I find it sad that we cannot legislate transparently sensible things such as extended unemployment assistance without a behind the scenes political brawl over making sure the wealthy folks get some benefits as well. Quite what our horde of unemployed fellow citizens and Wall Street bankers have in common I am not sure. Nonetheless it became necessary to lavish gifts on the rich in order to secure their support for the needy. We are incapable of doing the right thing for its own sake. We have to bargain away at everything. Oh well.

So the Bush tax increase was averted for a couple of years. Big deal.

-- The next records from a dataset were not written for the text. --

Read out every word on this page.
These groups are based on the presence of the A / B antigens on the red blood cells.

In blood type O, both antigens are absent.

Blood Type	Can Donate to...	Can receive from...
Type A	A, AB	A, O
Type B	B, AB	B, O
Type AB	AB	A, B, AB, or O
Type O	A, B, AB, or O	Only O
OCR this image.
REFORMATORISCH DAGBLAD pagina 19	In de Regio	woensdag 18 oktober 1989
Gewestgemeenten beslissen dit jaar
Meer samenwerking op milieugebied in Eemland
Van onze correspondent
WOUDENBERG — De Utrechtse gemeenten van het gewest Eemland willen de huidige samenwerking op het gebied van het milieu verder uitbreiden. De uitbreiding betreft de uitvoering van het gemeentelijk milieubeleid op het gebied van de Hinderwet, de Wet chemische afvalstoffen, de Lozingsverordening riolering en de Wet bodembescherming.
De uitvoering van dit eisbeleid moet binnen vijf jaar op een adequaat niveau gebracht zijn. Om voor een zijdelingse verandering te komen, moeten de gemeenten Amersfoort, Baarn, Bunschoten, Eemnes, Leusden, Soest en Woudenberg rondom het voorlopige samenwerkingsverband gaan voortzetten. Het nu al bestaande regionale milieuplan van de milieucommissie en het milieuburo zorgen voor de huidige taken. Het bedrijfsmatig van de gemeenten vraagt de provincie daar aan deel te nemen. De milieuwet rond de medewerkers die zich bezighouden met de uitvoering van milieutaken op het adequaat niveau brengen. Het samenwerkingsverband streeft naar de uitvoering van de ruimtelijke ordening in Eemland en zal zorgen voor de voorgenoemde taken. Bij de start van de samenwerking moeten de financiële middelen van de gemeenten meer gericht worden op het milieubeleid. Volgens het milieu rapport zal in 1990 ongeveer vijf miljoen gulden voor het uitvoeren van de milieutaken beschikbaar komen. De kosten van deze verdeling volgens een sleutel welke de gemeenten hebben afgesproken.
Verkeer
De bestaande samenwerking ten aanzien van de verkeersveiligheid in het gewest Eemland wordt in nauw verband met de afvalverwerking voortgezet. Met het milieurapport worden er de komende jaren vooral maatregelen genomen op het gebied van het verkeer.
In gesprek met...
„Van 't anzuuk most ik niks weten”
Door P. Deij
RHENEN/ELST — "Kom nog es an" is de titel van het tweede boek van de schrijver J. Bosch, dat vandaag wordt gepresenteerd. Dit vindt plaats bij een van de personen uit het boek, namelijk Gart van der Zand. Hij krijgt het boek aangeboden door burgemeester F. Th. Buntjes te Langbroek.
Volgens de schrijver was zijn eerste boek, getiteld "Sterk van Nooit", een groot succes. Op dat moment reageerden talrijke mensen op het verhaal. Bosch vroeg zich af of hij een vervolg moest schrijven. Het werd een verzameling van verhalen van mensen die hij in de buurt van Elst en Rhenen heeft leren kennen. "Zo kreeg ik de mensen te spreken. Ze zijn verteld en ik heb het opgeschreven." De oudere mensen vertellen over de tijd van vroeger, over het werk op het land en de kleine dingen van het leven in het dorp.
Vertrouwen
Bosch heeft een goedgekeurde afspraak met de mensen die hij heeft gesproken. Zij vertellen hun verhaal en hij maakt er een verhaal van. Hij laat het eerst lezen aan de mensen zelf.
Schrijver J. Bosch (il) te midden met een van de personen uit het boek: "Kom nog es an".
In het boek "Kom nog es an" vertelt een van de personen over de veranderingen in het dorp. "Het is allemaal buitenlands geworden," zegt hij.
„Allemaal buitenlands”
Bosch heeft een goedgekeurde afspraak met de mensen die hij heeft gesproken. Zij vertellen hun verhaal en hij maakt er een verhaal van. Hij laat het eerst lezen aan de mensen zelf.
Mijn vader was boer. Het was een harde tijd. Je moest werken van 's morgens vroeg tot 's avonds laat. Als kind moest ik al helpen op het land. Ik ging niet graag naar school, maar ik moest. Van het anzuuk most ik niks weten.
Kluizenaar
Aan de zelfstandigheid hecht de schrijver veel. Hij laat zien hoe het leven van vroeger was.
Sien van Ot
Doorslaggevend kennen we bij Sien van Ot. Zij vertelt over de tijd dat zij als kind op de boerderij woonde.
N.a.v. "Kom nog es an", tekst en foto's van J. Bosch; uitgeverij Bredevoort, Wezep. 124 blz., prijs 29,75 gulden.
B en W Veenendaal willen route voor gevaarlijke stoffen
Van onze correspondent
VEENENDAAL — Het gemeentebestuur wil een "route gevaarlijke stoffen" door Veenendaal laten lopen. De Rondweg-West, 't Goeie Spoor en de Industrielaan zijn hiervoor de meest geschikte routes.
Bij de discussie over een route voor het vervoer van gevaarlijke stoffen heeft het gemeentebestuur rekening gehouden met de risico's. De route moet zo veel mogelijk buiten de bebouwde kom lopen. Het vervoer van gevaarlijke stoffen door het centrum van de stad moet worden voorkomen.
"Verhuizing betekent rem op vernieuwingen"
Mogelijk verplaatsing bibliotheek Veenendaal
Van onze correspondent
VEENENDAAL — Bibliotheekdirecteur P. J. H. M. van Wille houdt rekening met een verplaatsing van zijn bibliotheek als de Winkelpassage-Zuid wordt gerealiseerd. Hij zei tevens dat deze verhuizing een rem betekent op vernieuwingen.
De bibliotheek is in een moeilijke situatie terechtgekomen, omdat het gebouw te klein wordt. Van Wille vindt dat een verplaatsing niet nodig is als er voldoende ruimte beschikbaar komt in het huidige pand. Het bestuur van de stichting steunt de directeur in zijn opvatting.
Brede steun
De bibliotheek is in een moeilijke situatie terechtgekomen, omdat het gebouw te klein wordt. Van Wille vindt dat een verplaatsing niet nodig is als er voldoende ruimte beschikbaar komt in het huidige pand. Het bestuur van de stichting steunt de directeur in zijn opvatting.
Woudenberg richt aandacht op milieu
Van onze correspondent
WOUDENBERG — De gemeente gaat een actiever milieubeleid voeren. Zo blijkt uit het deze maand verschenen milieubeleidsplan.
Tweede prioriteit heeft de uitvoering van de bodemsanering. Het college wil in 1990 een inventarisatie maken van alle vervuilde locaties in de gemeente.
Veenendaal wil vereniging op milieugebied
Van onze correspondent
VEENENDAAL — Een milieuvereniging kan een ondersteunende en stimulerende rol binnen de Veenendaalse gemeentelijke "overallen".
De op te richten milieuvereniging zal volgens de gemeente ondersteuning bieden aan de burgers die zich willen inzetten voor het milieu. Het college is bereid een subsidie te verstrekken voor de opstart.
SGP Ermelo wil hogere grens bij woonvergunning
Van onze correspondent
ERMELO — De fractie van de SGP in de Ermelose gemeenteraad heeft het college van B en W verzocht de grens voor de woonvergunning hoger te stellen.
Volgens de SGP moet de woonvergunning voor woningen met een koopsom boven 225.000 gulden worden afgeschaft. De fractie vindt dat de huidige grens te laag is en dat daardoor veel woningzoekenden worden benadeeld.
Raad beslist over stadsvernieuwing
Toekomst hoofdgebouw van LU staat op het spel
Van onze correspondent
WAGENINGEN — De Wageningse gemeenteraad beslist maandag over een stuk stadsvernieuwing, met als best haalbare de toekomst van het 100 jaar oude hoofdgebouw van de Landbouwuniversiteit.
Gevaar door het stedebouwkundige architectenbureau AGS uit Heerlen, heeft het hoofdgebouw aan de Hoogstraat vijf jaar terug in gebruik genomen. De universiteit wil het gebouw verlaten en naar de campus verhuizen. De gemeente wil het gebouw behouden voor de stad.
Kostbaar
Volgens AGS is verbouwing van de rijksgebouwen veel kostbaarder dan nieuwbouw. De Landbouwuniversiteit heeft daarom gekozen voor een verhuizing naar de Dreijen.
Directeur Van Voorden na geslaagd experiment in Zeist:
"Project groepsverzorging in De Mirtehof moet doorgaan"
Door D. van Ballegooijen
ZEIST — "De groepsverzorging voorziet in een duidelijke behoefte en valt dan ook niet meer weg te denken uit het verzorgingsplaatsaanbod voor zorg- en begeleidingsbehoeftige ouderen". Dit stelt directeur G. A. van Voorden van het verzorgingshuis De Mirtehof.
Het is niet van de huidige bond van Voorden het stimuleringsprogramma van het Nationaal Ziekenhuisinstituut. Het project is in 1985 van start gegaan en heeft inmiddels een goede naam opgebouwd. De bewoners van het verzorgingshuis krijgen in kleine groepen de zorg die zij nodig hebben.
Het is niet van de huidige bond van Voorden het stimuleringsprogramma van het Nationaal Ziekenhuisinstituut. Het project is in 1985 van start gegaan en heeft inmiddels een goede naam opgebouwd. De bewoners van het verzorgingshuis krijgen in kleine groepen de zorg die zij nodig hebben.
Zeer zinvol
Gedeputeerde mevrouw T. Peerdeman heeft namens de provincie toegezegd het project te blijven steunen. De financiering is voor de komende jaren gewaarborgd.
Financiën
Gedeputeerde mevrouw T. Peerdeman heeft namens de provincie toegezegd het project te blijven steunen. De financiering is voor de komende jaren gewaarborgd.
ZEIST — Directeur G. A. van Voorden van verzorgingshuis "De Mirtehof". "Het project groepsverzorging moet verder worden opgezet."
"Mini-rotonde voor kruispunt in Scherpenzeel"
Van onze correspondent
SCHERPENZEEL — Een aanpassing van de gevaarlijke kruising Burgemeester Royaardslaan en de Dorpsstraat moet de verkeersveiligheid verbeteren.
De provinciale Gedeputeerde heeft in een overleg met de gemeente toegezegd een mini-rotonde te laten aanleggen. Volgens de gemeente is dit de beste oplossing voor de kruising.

According to the Congressional Budget Office that will pump up GDP growth by all of 0.1% in 2001 and 2012. OK, let me be honest: the CBO gave a range of 0.1% to 0.3% for the boost to GDP. Frankly that’s not much of a boost at all, especially considering all the huffing and puffing needed to acquire it. Then again, as I have said many times here, tax cuts are not very good at generating economic growth. Especially when people are still paying down debt. I have a suspicion that the average family will not notice any change. Why not? Because there isn’t any. We seem to forget that this entire discussion has been about avoiding a tax increase, not about getting an actual tax cut. That’s why the terminology was wrong. The projected boost to GDP is more theoretical than actual. Since analytical models had to take into account the existing law, which had the Bush tax increase coming into effect, the postponement of that increase alters the models more than it alters actual cash flows in the economy.

Thus far: no big deal.

However, the compromise worked out does have some real stimulative content. It includes three such components: a modest change in business tax deductions for investment; an extension of unemployment payments; and a temporary 2% cut in employee payroll taxes.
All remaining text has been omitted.